By Kirsten Adshead | Wisconsin Reporter
MADISON – Any financial benefit Wisconsinites realize as a result of Gov. Scott Walker’s $343 million proposed income tax cut may be largely offset by the cost of increased borrowing.
State budgeting is a matter of choice and priorities, and the governor made his clear during last week’s budget address, when he presented a plan to cut the bottom three income tax brackets – a move that, if approved, would give income tax relief to 73 percent of tax filers, according to the nonpartisan Legislative Fiscal Bureau.
Walker’s budget, however, also includes more transportation funding, including $200 million in borrowing, money that taxpayers will have to pay back, plus interest.
Walker spokesman Cullen Werwie did not respond to an email asking whether the governor considered paying for the road projects outright, instead of giving income tax relief.
But the governor explained his reasoning for the tax cut during the Feb. 20 address.

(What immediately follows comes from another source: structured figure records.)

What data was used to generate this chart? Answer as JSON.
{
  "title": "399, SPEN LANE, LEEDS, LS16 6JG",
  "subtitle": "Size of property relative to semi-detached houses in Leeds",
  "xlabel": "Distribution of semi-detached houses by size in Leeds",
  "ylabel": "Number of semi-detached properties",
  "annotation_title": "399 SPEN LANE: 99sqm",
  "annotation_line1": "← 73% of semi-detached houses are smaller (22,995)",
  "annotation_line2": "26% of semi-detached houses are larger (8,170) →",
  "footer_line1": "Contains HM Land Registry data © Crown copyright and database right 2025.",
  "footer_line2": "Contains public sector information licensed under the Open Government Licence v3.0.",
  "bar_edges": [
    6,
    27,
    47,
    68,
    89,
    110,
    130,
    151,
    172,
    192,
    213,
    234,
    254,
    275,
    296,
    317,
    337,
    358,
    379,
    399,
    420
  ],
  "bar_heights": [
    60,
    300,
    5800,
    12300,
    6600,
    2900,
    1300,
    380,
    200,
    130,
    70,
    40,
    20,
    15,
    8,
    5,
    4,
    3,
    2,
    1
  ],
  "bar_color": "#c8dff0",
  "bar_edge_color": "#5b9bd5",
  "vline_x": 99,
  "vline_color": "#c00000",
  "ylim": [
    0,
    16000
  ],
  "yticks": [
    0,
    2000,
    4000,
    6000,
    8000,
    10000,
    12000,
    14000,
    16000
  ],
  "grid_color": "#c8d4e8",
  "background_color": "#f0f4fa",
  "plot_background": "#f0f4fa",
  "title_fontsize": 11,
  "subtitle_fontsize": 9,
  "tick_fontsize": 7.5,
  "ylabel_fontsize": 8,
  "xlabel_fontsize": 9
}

“We reversed the trend in Wisconsin in the last budget when we lowered the overall tax burden,” Walker said. “Now we are lowering taxes on middle class taxpayers, by specifically reducing the rates for the middle- and bottom-three tax brackets. This will ensure a tax cut for everyone with the focus on making Wisconsin more competitive for middle class taxpayers and small businesses. This will truly stimulate the economy.”

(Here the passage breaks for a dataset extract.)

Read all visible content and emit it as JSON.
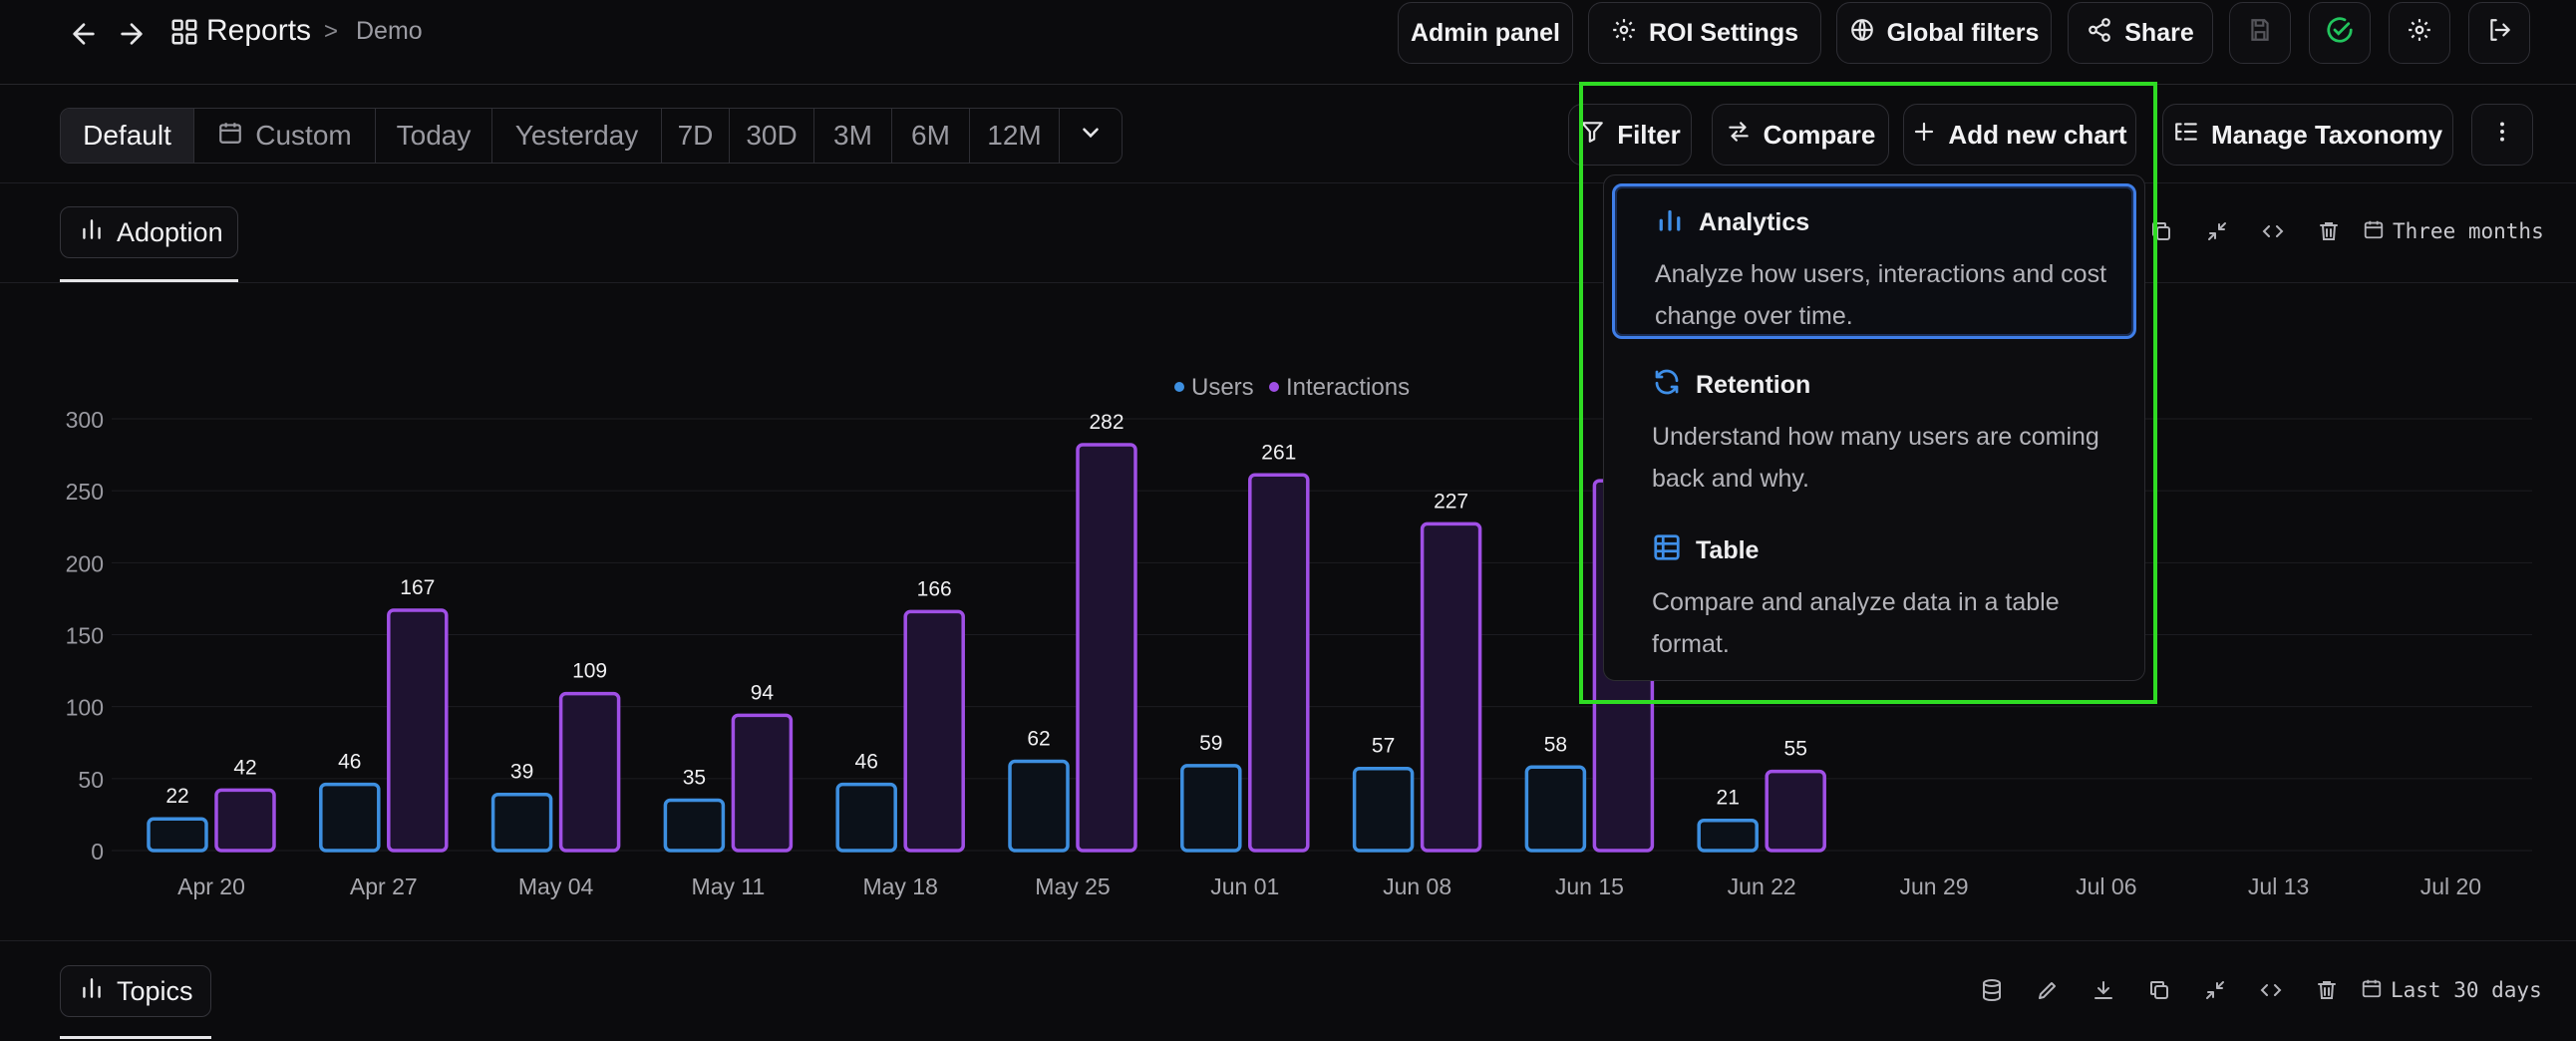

If state budgeting, however, is a question of choice and priorities, critics already are questioning the governor.
Among the biggest issues up for debate in the past week — Whether an income-tax break ostensibly aimed at helping middle-class taxpayers and stimulating the economy will, in actuality, do much of either.
The average decrease for tax filers receiving a deduction is $83, according to the LFB. Some lower-income filers would see a reduction of just $2 a year, while taxpayers making $100,000 or more a year would get 49.2 percent of the total value of the tax cut next year.
Tamarine Cornelius, an analyst with the Wisconsin Budget Project, noted that Walker could have chosen to cut the top two income tax brackets as well, giving an even larger break to high-income earners.
“It could have been worse,” she said.
But, she said, the last budget cut the homestead and Earned Income Tax credits, both of which are aimed at taxpayers with lower incomes.
“So I would think if they’re interested in cutting taxes, it would be more appropriate to roll back those tax increases in the most recent budget before implementing tax cuts that are going to go toward the larger income earners,” Cornelius said.
Dale Knapp, research director at the nonpartisan Wisconsin Taxpayers Alliance, is doubtful Walker’s proposed cut would have a significant effect on the state’s economy.
“One, relative to the size of the economy, it’s not very big,” Knapp said. “And secondly … there are some what economists would call leakages, so even when you get your refund next March, April, May whenever (in 2014) it is, and even if you get your extra 100 bucks, 200 bucks, there’s a good chance that all of that money is not going to be spent right here.”
Others argue, however, that any tax break is better than no tax break at all.
“It puts the government on a diet – and maybe it’s only a reduction of a few calories, but it will add up,” Norma Bruce wrote on Wisconsin Reporter’s Facebook page.
Elizabeth Malm, an economist with the conservative Tax Foundation, said there’s an inverse relationship between taxes and economic growth; as taxes fall, the economy rises.
“Our current economic doldrums are the result of many factors, but having the highest corporate rate in the industrialized world does not help. Nor does the prospect of higher taxes on shareholders and workers,” the Foundation concluded in December. “If we intend to spur investment, we should lower taxes on the earnings of capital. If we intend to increase employment, we should lower taxes on workers and the businesses that hire them.”
Time alone may tell the net effect of Walker’s budget proposals.
In the meantime, the Legislature will debate his plan and ultimately decide on a budget over the coming months.
State budgeting is a matter of choices and priorities.
Walker and the Legislature make decisions but must account for those decisions on Election Day.
So, Wisconsin, the choice and priorities are, ultimately, for you to decide.